US-China trade deal headlines dominated Friday trading, but even with President Trump hosing down some inherent optimism, US equities still managed to closer higher, while US Treasury yields also nudged up.
The USD’s yield advantage proved to be the swaying factor in currency markets, seeing broadly based gains, driving the NZD down further and ending at a fresh three-week low.
Optimism on the pending US-China trade deal faded on Friday after President Trump said that he hasn’t yet agreed to remove tariffs on imported Chinese goods as part of the first phase of a US-China trade deal. He said “I haven’t agreed to anything…China would like to get somewhat of a rollback, [but] not a complete rollback because they know I won’t do it.” This followed comment a day earlier by China’s Ministry of Commerce that negotiators had discussions and agreed to remove the additional tariffs in phases as progress is made on the agreement, which was later confirmed by Trump’s economic advisor Kudlow. At the end of the day, it is Trump’s view that counts.
A rollback of at least some tariffs is a precondition for China to sign a trade deal. This was highlighted by the Global Times, where the editorial content is used as a mouthpiece for the country’s leadership. It said that “What President Trump said is not what the markets expect. But he said ‘the US hasn’t agreed to a rollback of tariffs’. It’s not a flat denial. What’s certain is that if there’s no rollback of tariffs, there will be no phase 1 deal”.
Trump’s comments had a negative impact on US equities, seeing the S&P500 down as much as 0.4%, before a recovery saw it close up 0.3%, close to the intraday record high set the previous session. That took the weekly gain to 0.9%, the fifth consecutive weekly increase. Optimism abounds that a trade deal will eventually be signed, in the course of time. The equity market remains resilient to the higher interest rate environment, betting that a deal will see growth recover. The US 10-year rate traded a 1.89-1.95% range, and closed at the higher end, up 3bps from the NZ close to 1.94% and taking the sell-off for the week to a chunky 23bps.
Higher US rates have supported the USD this week and Friday was no exception, seeing the greenback make broadly based gains.

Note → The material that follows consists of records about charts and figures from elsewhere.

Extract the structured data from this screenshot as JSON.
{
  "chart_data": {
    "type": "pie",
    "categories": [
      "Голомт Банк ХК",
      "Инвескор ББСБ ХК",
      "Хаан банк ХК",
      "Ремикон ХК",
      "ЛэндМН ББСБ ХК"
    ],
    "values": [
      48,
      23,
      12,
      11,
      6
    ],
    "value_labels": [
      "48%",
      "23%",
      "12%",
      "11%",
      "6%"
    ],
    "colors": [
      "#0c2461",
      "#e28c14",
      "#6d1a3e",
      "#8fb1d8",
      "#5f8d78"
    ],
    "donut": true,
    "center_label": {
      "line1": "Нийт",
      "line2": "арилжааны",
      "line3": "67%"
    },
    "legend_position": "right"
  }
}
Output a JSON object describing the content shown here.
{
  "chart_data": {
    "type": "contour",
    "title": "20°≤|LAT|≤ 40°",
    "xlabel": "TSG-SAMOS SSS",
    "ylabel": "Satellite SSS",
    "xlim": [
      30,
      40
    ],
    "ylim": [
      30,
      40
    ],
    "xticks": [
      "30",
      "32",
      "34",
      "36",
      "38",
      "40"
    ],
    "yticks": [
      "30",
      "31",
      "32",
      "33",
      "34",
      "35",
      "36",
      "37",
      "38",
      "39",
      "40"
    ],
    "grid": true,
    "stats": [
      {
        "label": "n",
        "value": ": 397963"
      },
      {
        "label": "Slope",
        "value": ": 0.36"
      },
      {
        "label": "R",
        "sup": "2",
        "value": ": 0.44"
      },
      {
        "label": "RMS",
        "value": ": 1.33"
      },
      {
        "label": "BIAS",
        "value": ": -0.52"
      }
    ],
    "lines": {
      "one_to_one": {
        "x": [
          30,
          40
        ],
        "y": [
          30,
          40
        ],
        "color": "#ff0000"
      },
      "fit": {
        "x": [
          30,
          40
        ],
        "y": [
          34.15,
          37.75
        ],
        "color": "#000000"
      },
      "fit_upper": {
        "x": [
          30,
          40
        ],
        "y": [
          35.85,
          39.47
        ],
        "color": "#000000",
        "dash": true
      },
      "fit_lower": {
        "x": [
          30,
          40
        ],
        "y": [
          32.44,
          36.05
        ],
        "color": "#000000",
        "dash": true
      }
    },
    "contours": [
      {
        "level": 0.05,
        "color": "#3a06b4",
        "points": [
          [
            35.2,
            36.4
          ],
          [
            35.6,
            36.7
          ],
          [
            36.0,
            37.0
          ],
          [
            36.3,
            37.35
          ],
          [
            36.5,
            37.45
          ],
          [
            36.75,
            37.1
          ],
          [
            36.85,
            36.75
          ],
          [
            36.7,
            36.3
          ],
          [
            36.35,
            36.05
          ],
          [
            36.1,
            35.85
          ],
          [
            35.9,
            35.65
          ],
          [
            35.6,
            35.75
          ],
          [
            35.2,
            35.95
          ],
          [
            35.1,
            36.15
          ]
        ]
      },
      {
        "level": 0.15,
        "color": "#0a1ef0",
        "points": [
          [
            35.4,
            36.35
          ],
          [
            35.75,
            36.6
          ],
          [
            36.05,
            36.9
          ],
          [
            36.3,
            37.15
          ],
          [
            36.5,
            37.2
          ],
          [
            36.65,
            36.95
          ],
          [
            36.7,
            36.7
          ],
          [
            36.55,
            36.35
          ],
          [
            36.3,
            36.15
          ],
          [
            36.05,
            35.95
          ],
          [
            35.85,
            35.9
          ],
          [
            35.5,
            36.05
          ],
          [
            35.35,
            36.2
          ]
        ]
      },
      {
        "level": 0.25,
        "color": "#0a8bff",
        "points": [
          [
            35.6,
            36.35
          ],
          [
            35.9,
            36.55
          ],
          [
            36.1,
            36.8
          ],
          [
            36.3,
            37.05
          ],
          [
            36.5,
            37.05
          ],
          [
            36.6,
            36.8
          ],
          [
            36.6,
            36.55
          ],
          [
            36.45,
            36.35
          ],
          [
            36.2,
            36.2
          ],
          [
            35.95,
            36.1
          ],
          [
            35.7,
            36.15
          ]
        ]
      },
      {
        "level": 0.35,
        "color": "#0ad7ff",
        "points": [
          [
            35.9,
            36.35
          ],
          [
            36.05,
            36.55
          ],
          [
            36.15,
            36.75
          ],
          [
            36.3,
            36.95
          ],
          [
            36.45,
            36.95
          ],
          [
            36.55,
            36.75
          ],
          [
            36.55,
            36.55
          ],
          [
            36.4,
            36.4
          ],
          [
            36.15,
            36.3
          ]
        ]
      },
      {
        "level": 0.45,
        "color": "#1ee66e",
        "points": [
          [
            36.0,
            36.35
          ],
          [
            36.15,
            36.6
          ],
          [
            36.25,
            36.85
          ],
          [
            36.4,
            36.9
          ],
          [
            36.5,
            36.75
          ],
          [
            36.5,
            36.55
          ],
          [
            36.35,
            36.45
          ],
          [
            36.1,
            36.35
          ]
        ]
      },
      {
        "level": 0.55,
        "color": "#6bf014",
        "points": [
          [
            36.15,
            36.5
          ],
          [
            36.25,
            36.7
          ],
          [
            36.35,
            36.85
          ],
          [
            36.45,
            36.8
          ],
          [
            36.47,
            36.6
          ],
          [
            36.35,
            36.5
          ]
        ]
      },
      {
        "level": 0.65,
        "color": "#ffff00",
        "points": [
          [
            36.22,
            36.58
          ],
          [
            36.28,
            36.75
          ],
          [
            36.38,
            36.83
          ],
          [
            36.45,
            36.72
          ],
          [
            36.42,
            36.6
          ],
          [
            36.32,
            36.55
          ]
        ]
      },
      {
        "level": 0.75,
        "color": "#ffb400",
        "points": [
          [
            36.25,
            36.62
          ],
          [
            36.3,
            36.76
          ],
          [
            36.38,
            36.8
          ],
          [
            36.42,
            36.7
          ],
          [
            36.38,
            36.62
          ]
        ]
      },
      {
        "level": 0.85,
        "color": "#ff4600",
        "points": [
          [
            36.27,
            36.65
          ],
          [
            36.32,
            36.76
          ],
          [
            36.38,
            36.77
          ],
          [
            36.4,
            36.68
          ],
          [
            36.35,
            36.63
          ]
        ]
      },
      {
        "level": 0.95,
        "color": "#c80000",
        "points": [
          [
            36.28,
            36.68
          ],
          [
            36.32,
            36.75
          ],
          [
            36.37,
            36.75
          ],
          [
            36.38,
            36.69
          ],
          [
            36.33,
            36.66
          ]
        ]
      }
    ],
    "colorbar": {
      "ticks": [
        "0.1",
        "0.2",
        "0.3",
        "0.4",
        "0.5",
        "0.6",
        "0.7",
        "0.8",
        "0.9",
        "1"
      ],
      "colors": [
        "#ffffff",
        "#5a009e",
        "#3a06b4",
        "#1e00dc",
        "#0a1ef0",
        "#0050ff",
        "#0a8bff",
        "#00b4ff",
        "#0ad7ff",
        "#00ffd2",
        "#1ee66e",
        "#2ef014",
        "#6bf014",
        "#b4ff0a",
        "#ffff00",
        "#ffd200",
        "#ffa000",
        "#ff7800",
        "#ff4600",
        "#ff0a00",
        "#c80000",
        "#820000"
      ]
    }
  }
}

USD/JPY was an exception, remaining flat around 109.25, while EUR and GBP fell by 0.3% to 1.1020 and 1.2775 respectively.
The NZD and AUD underperformed for the day, down 0.5-0.6%, to 0.6330 and 0.6860 respectively. The RBA’s Statement on Monetary Policy contained projections of both headline and core annual inflation now expected to remain below the 2-3% inflation target for the entire two-year forecast period, even under its optimistic growth projections which showed growth accelerating from 1.4% in mid-2019 to 3.1% by the end of 2021. The Bank reiterated its line that it was prepared to ease monetary policy further if needed, but said there was time to assess the effects of the recent easing of monetary policy as well as global developments.
It’ll be the turn of the RBNZ this week to deliver its latest policy statement, with OIS pricing implying a 64% chance of a 25bps rate cut. This probability closely resembles economist expectations, with 12 out 18 surveyed by Bloomberg expecting a cut, and the remainder picking no change. NZ rates are heading higher anyway, while the yield curve is steepening, driven by global forces. NZ’s 10-year swap rate closed up 7bps on Friday to a 3-month high of 1.54%, while the 2-year swap rose by 3bps to 1.06.
In economic news, China trade data were better than expected, particularly on the export side, which showed higher exports in October after seasonal adjustment. Strong CPI inflation was fuelled by soaring pork prices, while PPI inflation showed further signs of deceleration, consistent with the theme of China exporting deflation to the rest of the world. US consumer sentiment data were broadly in line.
The global economic calendar is looking heavy this week, but starts off on a quiet note, with UK GDP data tonight of only moderate interest, ahead of the 12 December snap general election.